Kung Fu Panda 4, la recensione
Al quarto film la storia di Kung Fu Panda da sovversiva diventa canonica, cavalcando gli stereotipi invece di ribaltarli
La recensione di Kung Fu Panda 4, in uscita al cinema il 21 marzo
Le origini di Po sono state raccontate nel terzo film, scoprendo un popolo di panda come lui; è stato raccontato il pantheon del Kung Fu; sono state stabilite le basi del sistema dinastico attraverso il quale si tramanda il ruolo di Guerriero Dragone e ora è il momento di trovare un erede, Po deve avere un discepolo che sarà Guerriero Dragone dopo di lui. Come sempre il maestro Sifu vorrebbe qualcosa di tradizionale e invece, per rispettare il canone della saga, la scelta sarà imprevedibile e anticonvenzionale. La povertà del tutto è dimostrata dal fatto che i cinque cicloni non compaiono mai (se non un attimo alla fine) perché viene detto, sono “andati via in missione lontano”. Nemmeno a dirlo non sono più doppiati dalle star di prima.
Nel momento in cui quel personaggio diventa un mentore, come avviene qui, la cosa ha molto meno senso, perché il fisico, l’atteggiamento e la posa del mentore le ha già. Mentore sui generis ovviamente, che tuttavia non è raro, anzi è uno stereotipo.
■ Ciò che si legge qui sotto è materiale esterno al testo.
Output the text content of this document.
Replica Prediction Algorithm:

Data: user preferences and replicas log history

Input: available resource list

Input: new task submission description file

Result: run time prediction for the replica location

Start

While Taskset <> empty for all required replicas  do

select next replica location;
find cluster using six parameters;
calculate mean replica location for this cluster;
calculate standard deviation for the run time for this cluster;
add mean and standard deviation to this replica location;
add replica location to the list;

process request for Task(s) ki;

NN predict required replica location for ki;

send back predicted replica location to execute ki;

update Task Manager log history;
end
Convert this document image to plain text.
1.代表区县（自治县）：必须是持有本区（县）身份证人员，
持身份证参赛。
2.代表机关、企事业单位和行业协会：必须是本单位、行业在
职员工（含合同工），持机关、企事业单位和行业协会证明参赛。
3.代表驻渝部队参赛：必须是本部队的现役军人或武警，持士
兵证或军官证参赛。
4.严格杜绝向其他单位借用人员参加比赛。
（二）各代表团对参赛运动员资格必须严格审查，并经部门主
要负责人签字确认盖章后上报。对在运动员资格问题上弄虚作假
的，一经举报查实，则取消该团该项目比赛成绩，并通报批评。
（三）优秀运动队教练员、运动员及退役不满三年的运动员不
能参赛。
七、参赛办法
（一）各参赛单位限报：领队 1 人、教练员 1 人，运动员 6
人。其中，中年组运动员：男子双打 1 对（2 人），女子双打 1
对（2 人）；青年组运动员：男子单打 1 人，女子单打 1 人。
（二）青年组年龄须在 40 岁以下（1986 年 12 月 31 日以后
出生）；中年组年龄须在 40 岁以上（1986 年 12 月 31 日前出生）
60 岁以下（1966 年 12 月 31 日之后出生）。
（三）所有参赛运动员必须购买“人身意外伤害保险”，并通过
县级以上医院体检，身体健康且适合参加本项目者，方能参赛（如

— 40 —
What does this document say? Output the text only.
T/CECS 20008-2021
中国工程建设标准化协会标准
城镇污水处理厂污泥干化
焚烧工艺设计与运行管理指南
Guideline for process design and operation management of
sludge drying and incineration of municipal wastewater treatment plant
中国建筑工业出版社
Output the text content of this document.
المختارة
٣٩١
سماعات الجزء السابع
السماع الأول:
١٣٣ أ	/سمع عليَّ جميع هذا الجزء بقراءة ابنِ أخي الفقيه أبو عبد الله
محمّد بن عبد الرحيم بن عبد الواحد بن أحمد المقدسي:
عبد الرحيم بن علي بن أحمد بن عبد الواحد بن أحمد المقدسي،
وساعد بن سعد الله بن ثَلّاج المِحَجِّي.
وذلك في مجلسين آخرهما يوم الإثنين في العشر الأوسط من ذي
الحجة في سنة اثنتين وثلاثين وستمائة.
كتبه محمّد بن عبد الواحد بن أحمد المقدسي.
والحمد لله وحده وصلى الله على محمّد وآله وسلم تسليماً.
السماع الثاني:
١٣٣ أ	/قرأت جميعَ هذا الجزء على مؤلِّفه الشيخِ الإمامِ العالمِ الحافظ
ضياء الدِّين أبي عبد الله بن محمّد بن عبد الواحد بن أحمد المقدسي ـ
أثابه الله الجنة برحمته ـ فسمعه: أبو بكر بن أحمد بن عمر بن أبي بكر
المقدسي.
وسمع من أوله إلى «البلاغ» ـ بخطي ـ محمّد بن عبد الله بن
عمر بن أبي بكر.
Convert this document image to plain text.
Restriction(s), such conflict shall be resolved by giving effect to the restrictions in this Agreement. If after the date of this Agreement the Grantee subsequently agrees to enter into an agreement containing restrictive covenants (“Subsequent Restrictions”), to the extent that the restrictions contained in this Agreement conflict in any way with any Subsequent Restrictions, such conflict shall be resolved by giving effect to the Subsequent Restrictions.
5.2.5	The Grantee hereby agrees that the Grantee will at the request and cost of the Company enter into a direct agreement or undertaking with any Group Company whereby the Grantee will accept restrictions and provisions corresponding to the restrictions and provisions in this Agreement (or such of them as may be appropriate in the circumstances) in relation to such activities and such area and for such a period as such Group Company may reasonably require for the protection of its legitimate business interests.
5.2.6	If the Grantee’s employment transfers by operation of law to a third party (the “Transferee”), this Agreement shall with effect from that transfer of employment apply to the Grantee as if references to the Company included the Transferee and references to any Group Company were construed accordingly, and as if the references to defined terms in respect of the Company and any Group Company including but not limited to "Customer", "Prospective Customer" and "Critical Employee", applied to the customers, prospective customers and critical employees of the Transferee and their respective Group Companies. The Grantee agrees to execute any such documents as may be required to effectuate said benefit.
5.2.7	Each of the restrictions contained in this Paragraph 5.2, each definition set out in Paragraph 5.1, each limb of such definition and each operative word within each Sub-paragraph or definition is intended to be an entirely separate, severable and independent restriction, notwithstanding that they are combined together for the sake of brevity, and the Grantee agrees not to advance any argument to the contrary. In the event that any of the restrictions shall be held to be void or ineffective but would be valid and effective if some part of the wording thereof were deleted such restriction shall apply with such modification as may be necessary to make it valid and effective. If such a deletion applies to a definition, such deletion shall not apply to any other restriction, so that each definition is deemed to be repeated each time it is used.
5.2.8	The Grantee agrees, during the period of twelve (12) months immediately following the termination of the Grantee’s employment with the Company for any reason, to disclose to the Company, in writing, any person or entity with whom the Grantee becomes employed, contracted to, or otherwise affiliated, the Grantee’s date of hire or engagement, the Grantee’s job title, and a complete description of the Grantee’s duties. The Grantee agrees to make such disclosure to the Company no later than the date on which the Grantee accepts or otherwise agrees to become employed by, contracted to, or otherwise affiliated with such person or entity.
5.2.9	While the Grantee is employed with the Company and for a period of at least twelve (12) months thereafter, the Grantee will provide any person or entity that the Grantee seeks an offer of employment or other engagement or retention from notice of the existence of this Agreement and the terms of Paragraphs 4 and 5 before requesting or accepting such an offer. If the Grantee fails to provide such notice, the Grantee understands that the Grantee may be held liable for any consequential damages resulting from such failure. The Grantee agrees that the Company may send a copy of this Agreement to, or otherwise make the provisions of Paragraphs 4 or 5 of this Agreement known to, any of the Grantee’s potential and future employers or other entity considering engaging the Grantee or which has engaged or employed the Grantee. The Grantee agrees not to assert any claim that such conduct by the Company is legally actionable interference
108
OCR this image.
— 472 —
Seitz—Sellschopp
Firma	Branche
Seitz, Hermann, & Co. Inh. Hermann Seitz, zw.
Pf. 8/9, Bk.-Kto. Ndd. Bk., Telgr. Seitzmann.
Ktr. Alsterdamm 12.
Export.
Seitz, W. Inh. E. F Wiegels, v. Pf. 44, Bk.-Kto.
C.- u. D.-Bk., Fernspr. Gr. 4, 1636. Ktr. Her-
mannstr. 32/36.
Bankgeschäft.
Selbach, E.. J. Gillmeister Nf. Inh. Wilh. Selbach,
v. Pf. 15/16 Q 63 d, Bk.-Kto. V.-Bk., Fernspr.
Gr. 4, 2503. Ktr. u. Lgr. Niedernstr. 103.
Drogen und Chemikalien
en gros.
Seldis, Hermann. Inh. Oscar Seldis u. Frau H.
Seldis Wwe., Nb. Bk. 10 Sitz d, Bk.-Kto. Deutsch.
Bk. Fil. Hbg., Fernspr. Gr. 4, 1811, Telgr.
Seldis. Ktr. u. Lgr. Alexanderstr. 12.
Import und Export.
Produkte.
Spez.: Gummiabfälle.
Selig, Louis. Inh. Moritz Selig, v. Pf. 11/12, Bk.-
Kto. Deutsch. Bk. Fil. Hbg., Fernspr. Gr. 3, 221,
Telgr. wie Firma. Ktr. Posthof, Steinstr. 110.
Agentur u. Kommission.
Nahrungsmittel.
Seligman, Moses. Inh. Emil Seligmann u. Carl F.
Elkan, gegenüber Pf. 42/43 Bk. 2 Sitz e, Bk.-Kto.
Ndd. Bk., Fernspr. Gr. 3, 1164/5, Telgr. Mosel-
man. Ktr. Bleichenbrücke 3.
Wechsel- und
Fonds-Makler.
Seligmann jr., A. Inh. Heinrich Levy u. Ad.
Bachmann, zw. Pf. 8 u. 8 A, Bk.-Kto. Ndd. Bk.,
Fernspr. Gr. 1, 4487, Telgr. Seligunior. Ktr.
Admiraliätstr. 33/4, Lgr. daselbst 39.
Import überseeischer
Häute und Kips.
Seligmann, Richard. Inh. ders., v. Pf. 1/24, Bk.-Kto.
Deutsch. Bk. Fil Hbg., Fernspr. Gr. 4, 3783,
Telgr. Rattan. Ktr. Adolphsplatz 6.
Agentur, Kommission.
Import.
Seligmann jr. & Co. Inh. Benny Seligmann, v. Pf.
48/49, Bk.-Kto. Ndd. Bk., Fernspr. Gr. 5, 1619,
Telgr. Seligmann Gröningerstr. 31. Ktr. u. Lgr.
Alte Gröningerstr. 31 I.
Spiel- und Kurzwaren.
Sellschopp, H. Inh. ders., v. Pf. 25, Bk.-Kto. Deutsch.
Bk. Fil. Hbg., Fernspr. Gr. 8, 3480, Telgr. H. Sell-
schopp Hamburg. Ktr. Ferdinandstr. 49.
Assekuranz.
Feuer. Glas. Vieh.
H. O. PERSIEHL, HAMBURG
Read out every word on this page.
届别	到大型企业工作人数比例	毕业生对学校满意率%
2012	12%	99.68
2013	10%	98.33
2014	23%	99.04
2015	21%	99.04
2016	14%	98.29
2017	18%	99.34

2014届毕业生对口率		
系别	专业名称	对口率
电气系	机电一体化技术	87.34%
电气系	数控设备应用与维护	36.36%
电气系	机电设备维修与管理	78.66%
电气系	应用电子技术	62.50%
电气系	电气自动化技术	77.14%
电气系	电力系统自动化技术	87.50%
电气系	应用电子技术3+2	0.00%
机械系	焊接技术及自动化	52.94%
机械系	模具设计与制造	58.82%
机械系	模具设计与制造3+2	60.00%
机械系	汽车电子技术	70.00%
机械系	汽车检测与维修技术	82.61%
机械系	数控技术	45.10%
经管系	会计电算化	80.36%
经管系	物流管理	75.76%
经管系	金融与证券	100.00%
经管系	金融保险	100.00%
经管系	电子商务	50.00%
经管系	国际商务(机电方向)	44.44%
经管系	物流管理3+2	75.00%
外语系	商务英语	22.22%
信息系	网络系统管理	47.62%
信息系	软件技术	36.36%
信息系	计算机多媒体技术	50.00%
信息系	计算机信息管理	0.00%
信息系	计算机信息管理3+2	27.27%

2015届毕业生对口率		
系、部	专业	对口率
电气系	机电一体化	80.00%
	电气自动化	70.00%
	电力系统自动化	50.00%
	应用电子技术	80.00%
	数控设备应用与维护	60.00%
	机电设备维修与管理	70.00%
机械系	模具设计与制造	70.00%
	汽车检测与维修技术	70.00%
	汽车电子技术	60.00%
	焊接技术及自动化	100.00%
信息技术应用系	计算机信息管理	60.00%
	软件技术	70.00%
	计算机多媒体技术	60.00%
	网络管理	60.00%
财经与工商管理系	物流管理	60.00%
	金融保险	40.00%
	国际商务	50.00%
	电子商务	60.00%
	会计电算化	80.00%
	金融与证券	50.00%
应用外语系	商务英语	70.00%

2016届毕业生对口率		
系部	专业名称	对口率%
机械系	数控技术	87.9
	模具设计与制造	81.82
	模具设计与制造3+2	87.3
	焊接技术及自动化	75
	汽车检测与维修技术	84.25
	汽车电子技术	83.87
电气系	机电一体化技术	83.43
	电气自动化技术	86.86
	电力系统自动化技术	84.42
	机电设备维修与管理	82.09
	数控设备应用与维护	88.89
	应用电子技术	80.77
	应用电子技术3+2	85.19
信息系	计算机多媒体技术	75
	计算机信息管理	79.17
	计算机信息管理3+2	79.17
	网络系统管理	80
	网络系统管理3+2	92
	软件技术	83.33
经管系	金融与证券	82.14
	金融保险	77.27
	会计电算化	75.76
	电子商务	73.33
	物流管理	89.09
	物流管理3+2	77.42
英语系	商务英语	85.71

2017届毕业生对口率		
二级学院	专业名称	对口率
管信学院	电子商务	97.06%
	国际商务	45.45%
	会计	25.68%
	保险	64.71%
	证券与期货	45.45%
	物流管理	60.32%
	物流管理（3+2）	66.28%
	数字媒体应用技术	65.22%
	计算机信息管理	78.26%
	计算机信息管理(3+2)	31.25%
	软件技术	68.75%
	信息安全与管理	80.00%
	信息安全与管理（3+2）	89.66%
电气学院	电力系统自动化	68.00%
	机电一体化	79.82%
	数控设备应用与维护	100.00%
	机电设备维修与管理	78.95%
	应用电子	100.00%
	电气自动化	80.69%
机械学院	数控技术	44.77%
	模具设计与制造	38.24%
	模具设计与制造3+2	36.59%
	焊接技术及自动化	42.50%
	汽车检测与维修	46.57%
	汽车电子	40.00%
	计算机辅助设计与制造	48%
Non c’è più niente da sovvertire, dice Kung Fu Panda 4, gli eroi non sono più necessariamente duri e machisti, e la sua originalità non è più tale. Poteva compensare questa perdita di identità una trama avvincente, invece una posta in gioco sempre più alta non trova coinvolgimento. Nonostante si esageri con il rischio e il pericolo (addirittura tutti i nemici del passato tutti insieme, l’equilibrio mondiale in bilico e via dicendo) quest’avventura non ha mai l’epica trascinante che dovrebbero avere. Suona ininfluente, leggera e dimenticabile. Non brutta, le consuete ironie ci sono (gli sceneggiatori sono sempre loro del resto, Jonathan Aibel e Glenn Berger), ma siamo dalle parti del nuovo episodio di una serie, la cui coerenza sta nell’umorismo e nei tormentoni, e non da quelle del film.